Box was speaking at the Datacenter Dynamics Converged event held last week in London. Box said computational power is now a commodity, so how does a service provider stay competitive?
Looking back at enterprise IT, Box said the old approach was to build a wall around the network and only allow access from on-site terminals; all that changed with the adoption of dial-up and VPN access allowing access over the Internet. With always-on, mobile data hungry millennials, that model is changing again, Box said.
“Sixty-six percent of millennials expect to work flexible hours either in the home or in the office,” Box said. “We’re starting to deal with a very different set of people we have to support.
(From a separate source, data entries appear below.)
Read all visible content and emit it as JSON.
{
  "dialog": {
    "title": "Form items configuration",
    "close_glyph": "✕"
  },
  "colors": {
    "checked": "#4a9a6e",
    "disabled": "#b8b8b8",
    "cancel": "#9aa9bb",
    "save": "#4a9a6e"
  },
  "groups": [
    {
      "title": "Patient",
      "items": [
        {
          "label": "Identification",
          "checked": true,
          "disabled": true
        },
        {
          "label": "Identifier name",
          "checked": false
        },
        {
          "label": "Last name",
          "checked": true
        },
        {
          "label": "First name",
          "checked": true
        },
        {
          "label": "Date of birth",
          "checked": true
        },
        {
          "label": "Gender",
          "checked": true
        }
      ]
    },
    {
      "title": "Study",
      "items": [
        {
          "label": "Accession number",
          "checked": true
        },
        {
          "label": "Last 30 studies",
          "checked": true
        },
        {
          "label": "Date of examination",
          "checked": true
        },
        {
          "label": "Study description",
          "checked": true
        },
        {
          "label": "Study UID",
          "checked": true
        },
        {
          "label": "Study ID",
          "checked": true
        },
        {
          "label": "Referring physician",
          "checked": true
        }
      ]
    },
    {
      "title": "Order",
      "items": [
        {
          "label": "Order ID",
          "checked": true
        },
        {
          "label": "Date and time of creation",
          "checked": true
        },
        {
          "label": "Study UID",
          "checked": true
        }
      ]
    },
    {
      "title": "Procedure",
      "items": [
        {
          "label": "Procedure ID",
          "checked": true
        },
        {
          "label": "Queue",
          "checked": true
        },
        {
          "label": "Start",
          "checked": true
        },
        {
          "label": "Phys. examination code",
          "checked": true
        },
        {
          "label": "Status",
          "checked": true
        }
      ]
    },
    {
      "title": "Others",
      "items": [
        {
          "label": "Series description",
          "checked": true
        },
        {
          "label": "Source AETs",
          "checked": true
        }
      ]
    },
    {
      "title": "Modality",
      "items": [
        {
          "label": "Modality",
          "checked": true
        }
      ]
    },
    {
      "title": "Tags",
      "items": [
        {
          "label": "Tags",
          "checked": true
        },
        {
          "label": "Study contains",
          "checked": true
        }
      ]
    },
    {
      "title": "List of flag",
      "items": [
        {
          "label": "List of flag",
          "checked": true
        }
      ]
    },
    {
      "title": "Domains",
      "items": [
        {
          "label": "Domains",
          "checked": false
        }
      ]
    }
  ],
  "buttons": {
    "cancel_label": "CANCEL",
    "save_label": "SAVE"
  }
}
We have to start thinking about how we provide power-efficient experiences to people, which is something we previously didn’t have to do.”
So given those conditions, what’s the goal of enterprise IT?
“What we really want to do is solve business problems … using IT. If you don’t solve these problems, your employees will get their credit cards out … and they will buy access to whatever service they think best solves the problem for them,” Box explained, adding that’s done by providing open source development platforms, and by taking compute power to the next level and providing white-glove service.
“Ultimately, all the programmers want to do is the development,” Box said. “Someone else can provide the piece in between that’ll let you scale. You don’t want to focus on infrastructure; you want to focus on business value.”
The Google exec also provided a rare glimpse into how the company provisions its data center servers, which comprise some 70 edge locations in 33 countries.
“We don’t talk about the details of what we build, where we put it … but one thing that I could find an actual quote … Google is probably one of the largest server manufacturers in the world. We don’t sell servers to anybody,” he said. “We’re not selling these servers; we’re building them to our specifications to run workloads at this kind of scale. It’s becoming a commodity market.”
In that commodity atmosphere, managed services differentiate a provider, Box said.
Cloud computing power is “becoming like electricity. There’s no point in just providing commodity compute when I can buy it from a different vendor.”